Joshua Guerra | Daily Texan Staff
Danelle Briscoe, an assistant professor in the School of Architecture, has led research on the wall for the past five years.
“For the most part, you’re going to be seeing something like a honeycomb wall that happens to have a plant system to it,” Briscoe said.
She said she hopes that the wall will make students think more about alternative ways to take care of the planet.
“Hopefully, it will let people see that when you talk about architecture, it doesn’t have to mean concrete,” Briscoe said. “This is a material that we can start to engage with as architects.”
Michelle Bright, an environmental designer at the Lady Bird Johnson Wildflower Center, said she used native plants from all over Texas for the wall pods.
“We’re really lucky because here in Austin, we’re close to a bunch of eco-regions where we’re close to a lot of hardy plants,” Bright said. “We often take cues from the landscape around us and plants that can handle extreme conditions.”
Many plants work with others to survive, so Bright said she made pods that group species together according to how they grow in nature.
Bright said that volunteers will assemble the pods at the center next week and will work with student groups to install the pods on May 16.
Michelle Bright, Frederick Steiner and Danelle Briscoe worked together to design and build the living wall over the course of five years.
Carlos Garcia | Daily Texan Staff
The pods aren’t just for plants; Briscoe said she’s fabricating special habitats to attract the wildlife on campus.
“We’re not only providing a living plant system, but we’re making provisions for birds and bees and other things to build and boost the ecology,” Briscoe said.
To create the best habitats possible, Briscoe said she worked with labs on campus that specialize in bees, birds and lizards.

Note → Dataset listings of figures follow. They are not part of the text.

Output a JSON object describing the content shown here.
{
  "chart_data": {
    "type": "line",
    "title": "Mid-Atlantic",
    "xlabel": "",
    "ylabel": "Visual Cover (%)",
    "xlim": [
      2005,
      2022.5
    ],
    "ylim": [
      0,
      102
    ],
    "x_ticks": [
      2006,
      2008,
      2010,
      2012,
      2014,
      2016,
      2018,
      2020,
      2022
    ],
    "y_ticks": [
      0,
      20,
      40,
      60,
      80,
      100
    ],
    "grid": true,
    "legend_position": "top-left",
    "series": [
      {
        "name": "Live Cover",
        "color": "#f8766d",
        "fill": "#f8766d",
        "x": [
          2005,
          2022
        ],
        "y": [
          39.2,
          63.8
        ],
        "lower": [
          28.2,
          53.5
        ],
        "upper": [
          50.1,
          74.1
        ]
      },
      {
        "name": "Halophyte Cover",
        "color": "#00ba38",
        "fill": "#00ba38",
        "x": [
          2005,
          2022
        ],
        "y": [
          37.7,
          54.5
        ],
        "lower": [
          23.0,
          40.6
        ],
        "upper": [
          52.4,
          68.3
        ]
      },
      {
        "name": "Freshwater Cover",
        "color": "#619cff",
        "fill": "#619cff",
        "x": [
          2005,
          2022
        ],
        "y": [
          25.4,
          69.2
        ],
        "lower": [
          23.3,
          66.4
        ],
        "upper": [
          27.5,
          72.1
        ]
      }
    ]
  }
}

She also coordinated with University Landscape Services to design an efficient watering system for the wall.
Bright said that it’s important to incorporate native plants at UT because local insects don’t eat the St. Augustine and privett that are currently on campus.
“These sorts of native habitats that you can create in urban areas will draw the native insects there, and then those are eaten by birds and other wildlife,” Bright said.
Briscoe said that in addition to adding more green to campus, sensors will collect data on water usage, temperatures and the nature of human interaction with the wall.
A $25,000 grant from the Green Fee Committee funded the wall. The committee uses $5 in student fees per semester to fund sustainability projects.
Karen Blaney, the Office of Sustainability’s program coordinator of operations, said that the living wall project was chosen because of its high visibility to students and the partnerships it created between departments.
“Successful projects really engage with the institution, and they change the institution,” Blaney said.
The wall will be dedicated to Mark Simmons, the former director of the Ecosystem Design Group at Lady Bird Johnson Wildflower Center, who was heavily involved in the project but died last August.